Василий Иваныч застонал. Кто это? Что там? Чудилось ему, что все это сон кошмарный.

- Убью я тебя, барин,- глухо, с отдышкой заговорил Ягутка, уже не всегдашний казачок, а другой какой-то, чужой и страшный. - Решился я... За Глашу, стало быть... Стоишь ты этого... Без нее мне вся жисть - могила.

Ужас оковал Василию Иванычу руки и ноги. Шевелил он беспомощно меловыми губами, а выговорить не мог.

Тут тень какая-то скользнула из дверей к постели, и Василий Иваныч увидал Глашу.

- Яша... Глашенька...- молвил он плаксиво.- Не убивайте... все сделаю... простите меня...

Глаша заплакала.

- Нет, Василий Иваныч, пора тебе помирать,- опять зашептал Ягутка.Сколько ты девок перепортил. Давно все грозятся на тебя. Один я не имел на тебя сердца, да вот нынче и до меня дошло.

Круглое, как яблоко, лицо Василия Иваныча стало белей подушки.

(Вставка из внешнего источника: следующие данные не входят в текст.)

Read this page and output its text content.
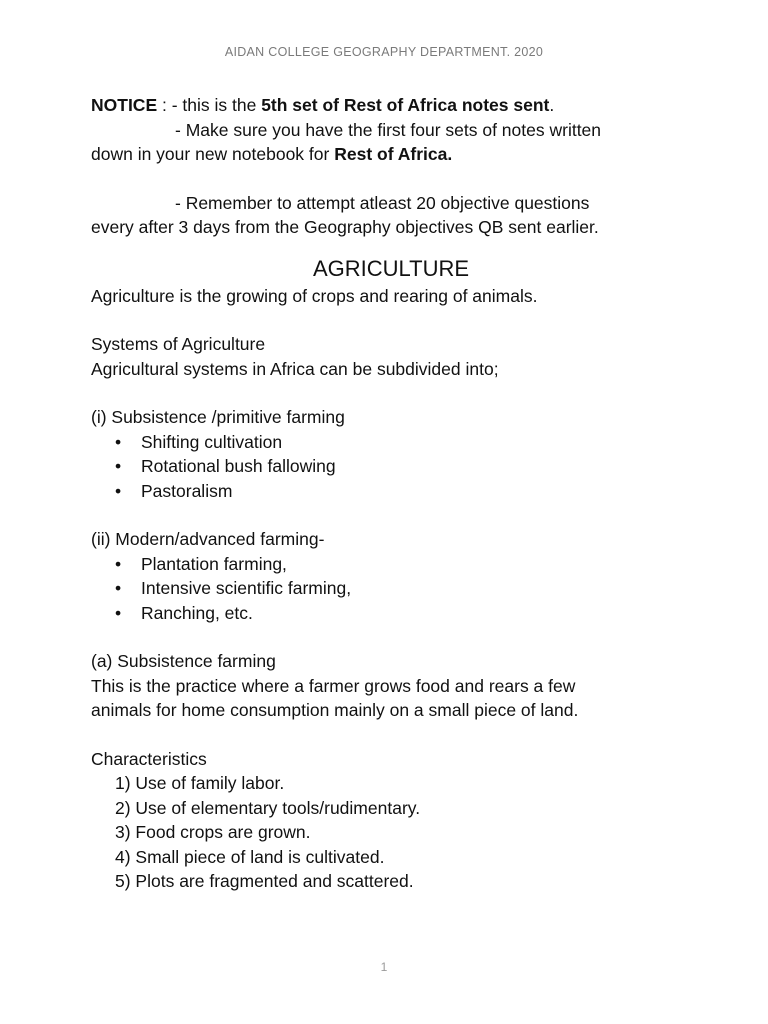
AIDAN COLLEGE GEOGRAPHY DEPARTMENT. 2020

NOTICE : - this is the 5th set of Rest of Africa notes sent.

- Make sure you have the first four sets of notes written

down in your new notebook for Rest of Africa.

- Remember to attempt atleast 20 objective questions

every after 3 days from the Geography objectives QB sent earlier.

AGRICULTURE

Agriculture is the growing of crops and rearing of animals.

Systems of Agriculture

Agricultural systems in Africa can be subdivided into;

(i) Subsistence /primitive farming

• Shifting cultivation
• Rotational bush fallowing
• Pastoralism

(ii) Modern/advanced farming-

• Plantation farming,
• Intensive scientific farming,
• Ranching, etc.

(a) Subsistence farming

This is the practice where a farmer grows food and rears a few

animals for home consumption mainly on a small piece of land.

Characteristics

1) Use of family labor.
2) Use of elementary tools/rudimentary.
3) Food crops are grown.
4) Small piece of land is cultivated.
5) Plots are fragmented and scattered.
1
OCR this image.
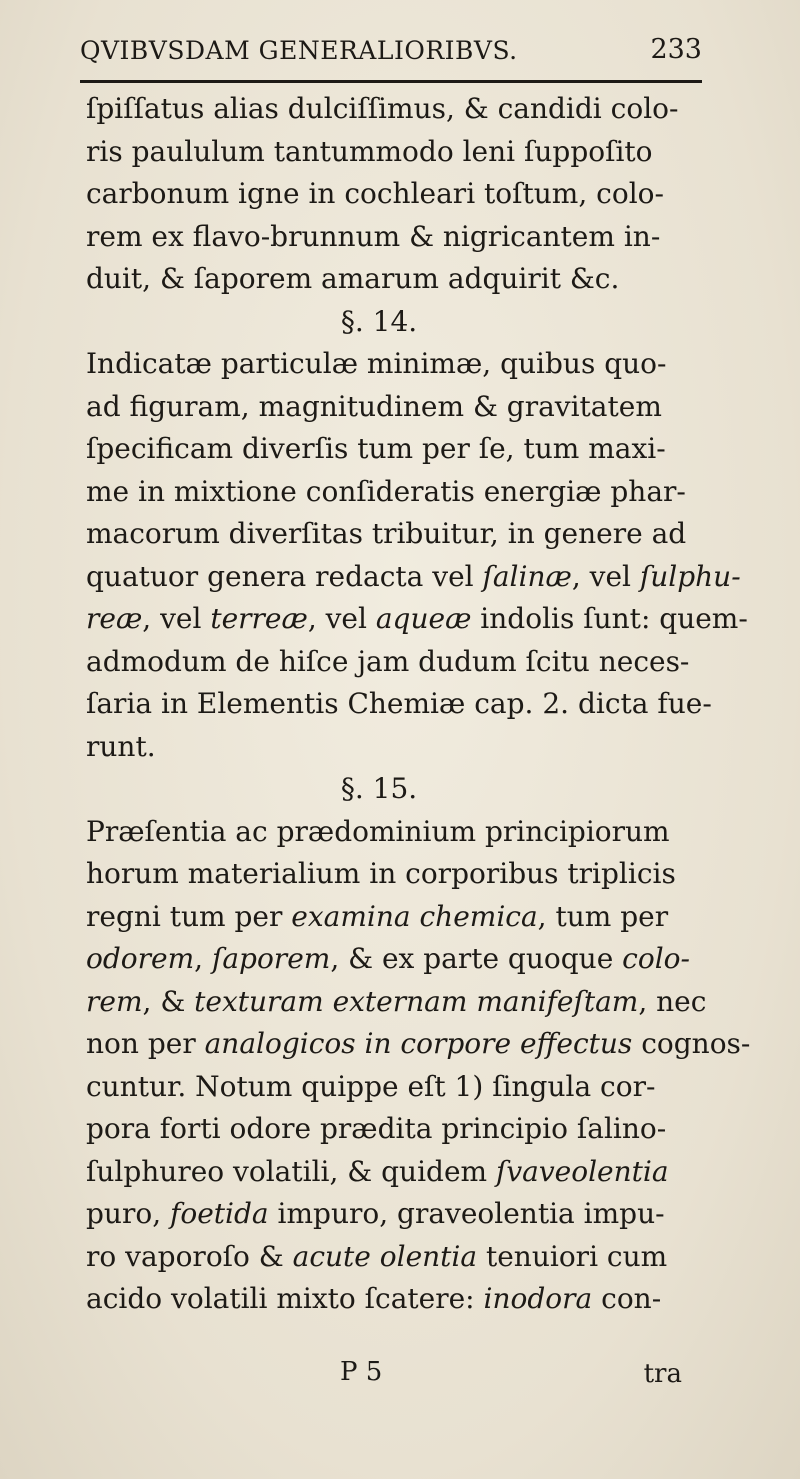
QVIBVSDAM GENERALIORIBVS.	233
ſpiſſatus alias dulciſſimus, & candidi colo-
ris paululum tantummodo leni ſuppoſito
carbonum igne in cochleari toſtum, colo-
rem ex flavo-brunnum & nigricantem in-
duit, & ſaporem amarum adquirit &c.
§. 14.
Indicatæ particulæ minimæ, quibus quo-
ad figuram, magnitudinem & gravitatem
ſpecificam diverſis tum per ſe, tum maxi-
me in mixtione conſideratis energiæ phar-
macorum diverſitas tribuitur, in genere ad
quatuor genera redacta vel ſalinæ, vel ſulphu-
reæ, vel terreæ, vel aqueæ indolis ſunt: quem-
admodum de hiſce jam dudum ſcitu neces-
ſaria in Elementis Chemiæ cap. 2. dicta fue-
runt.
§. 15.
Præſentia ac prædominium principiorum
horum materialium in corporibus triplicis
regni tum per examina chemica, tum per
odorem, ſaporem, & ex parte quoque colo-
rem, & texturam externam manifeſtam, nec
non per analogicos in corpore effectus cognos-
cuntur. Notum quippe eſt 1) ſingula cor-
pora forti odore prædita principio ſalino-
ſulphureo volatili, & quidem ſvaveolentia
puro, foetida impuro, graveolentia impu-
ro vaporoſo & acute olentia tenuiori cum
acido volatili mixto ſcatere: inodora con-
P 5	tra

- Яшенька... не бей меня... я вас повенчаю завтра.

- Обманешь.

- Яша...

- Побожись.

Василий Иваныч поднял было дрожащую руку. В тот же миг внезапное шлепанье с детства знакомых Тихоновых шагов разом вернуло ему бодрость. Поднявшись на кровати, он крикнул навстречу дядьке:

- Тихон, спасай меня!

- Ах ты, мошенник, злодей эдакий! Что делает! На барина с пистолетом! Брось сейчас, озорник, паршивец!

Но Ягутка, скрипя зубами и дрожа, отскочил к окну и, держа в каждой руке по пистолету, крикнул:

- Дедушка Тихон, не подходи!

Глаша взвизгнула и прижалась к парню.

Тихон задышал.

- Батюшка ты мой, Василий Иваныч...- Скрипучий голос его дрожал и обрывался.- Выслушай меня, соколик... По-Божьи, по-христианскому поступи. Отдай ты Глашу за Якова... За всю мою службу... Не гневись, родимый, на него. Он тебе будет... Ох, мочи нет... Сам ты виноват во всем, говорил я тебе... Остерегал... Грех... И ежели ты теперь... ежели ты... только...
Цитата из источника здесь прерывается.